Retour vers le futur

Nombre d'exploitations autogérées en 1964.

Parmi les Algérien-ne-s parvenu-e-s au vénérable âge de soixante-dix ans et plus, qui s’en souvient ? Et, parmi les citoyen-ne-s qui ont vingt à trente ans, qui en a entendu parler ?

Beaucoup des « chibani » (« vieux ») et « chibaniyâte » (« vieilles »), qui furent, pourtant, des militant-e-s à l’époque d’existence de cette expérience, avouent avec mélancolie : « Ah ! Oui !… L’autogestion !… Mais, hélas !, c’est mort et enterré ! Désormais, c’est le capitalisme sauvage triomphant ! »

Quant aux plus jeunes, ils écarquillent grands les yeux en s’exclamant : « L’autogestion ?!… C’est quoi, ça ? Jamais entendu parler. »

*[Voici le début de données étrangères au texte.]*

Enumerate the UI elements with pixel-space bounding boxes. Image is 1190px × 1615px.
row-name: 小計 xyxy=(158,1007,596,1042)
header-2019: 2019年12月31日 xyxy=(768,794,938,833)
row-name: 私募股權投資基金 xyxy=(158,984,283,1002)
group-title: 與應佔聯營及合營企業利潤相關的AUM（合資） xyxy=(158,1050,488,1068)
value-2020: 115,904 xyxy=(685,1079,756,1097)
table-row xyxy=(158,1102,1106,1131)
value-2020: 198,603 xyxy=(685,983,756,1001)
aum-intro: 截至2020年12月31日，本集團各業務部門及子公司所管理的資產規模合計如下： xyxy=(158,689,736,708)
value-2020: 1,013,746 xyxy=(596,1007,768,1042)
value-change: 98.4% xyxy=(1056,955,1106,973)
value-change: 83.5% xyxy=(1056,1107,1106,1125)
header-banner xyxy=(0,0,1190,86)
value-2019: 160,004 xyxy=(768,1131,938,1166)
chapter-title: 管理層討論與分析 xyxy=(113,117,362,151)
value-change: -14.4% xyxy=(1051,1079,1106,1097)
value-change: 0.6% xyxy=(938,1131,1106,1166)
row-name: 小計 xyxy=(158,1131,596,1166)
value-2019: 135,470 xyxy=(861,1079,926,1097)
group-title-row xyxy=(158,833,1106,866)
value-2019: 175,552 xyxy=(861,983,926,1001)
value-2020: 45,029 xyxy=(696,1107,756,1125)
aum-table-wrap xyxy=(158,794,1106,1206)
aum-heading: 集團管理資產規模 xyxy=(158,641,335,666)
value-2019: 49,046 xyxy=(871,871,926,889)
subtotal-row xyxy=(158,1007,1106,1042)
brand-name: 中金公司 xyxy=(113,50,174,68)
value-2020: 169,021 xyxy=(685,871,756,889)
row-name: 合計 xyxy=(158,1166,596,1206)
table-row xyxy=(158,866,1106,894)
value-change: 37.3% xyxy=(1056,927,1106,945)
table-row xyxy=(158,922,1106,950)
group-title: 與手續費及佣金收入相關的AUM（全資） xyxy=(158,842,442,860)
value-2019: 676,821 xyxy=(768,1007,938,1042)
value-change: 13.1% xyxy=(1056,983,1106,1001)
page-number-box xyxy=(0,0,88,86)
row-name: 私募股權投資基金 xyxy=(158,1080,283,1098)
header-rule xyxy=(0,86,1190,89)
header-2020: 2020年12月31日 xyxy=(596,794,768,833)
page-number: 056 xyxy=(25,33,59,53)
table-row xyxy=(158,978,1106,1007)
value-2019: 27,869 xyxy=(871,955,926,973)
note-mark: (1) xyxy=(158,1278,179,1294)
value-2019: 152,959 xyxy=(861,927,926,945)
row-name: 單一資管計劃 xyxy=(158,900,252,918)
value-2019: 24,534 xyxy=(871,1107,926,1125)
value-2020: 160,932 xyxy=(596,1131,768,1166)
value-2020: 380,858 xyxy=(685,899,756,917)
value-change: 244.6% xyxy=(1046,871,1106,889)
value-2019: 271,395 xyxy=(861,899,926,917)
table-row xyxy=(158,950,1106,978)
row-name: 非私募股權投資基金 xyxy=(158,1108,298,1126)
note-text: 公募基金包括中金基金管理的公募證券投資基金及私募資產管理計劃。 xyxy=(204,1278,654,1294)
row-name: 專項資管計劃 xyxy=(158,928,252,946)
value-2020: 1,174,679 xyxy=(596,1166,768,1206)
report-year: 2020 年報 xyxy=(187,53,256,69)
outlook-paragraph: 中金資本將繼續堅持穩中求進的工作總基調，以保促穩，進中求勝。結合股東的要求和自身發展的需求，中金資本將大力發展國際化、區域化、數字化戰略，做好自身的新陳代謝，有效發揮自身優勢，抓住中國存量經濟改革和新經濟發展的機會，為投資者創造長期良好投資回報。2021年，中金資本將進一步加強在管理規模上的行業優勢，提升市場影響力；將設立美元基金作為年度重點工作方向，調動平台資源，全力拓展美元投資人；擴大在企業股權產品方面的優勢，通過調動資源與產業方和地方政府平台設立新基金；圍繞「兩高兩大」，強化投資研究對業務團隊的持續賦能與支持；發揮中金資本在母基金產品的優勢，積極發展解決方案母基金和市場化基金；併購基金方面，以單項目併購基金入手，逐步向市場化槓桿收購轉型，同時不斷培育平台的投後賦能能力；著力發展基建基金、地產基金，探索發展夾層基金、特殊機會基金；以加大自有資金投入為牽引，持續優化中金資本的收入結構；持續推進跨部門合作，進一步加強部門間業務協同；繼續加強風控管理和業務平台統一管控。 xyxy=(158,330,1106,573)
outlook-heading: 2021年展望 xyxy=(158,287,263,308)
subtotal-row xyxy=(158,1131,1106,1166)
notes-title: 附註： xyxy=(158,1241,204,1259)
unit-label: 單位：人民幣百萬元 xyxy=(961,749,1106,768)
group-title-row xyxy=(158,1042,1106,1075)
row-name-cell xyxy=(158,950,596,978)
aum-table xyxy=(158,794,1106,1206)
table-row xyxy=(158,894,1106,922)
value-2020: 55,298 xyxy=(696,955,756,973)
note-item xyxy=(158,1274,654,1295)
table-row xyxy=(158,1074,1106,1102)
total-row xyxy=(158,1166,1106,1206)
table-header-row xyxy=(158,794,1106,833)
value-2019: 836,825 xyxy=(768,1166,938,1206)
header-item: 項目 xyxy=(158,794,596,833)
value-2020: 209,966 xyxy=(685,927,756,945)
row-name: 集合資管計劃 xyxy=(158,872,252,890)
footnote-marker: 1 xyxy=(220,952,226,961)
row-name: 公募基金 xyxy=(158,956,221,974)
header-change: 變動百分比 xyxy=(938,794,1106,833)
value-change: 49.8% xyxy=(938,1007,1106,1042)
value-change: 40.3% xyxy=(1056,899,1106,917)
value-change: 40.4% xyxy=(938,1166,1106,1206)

Même les intellectuel-le-s algérien-ne-s qui, à juste titre, dénoncent le traficotage et l’occultation de l’histoire du peuple algérien, évoquent tout, de la préhistoire à aujourd’hui. Mais, très curieusement, sauf erreur, personne ne rappelle la phase de l’autogestion. Et, pourtant, juste après l’indépendance, elle a permis d’assurer et même d’améliorer la production industrielle et agricole, suite à l’abandon des entreprises par les patrons coloniaux, et du fait de l’inexistence, encore, d’une structure étatique nationale.

Dès lors, comment expliquer l’occultation totale de cette expérience et de ses bons résultats ?

La réponse semble n’être que dans ce motif : ce furent les travailleurs, pour la plupart analphabètes, ouvriers et paysans, qui furent les « héros » de cette entreprise. Et non pas des « zaïms » (Chefs), des « partis d’avant-garde ». Rien que les travailleurs manuels ! Ce que certains appellent la « racaille », « populace », « ghâchi » (foule).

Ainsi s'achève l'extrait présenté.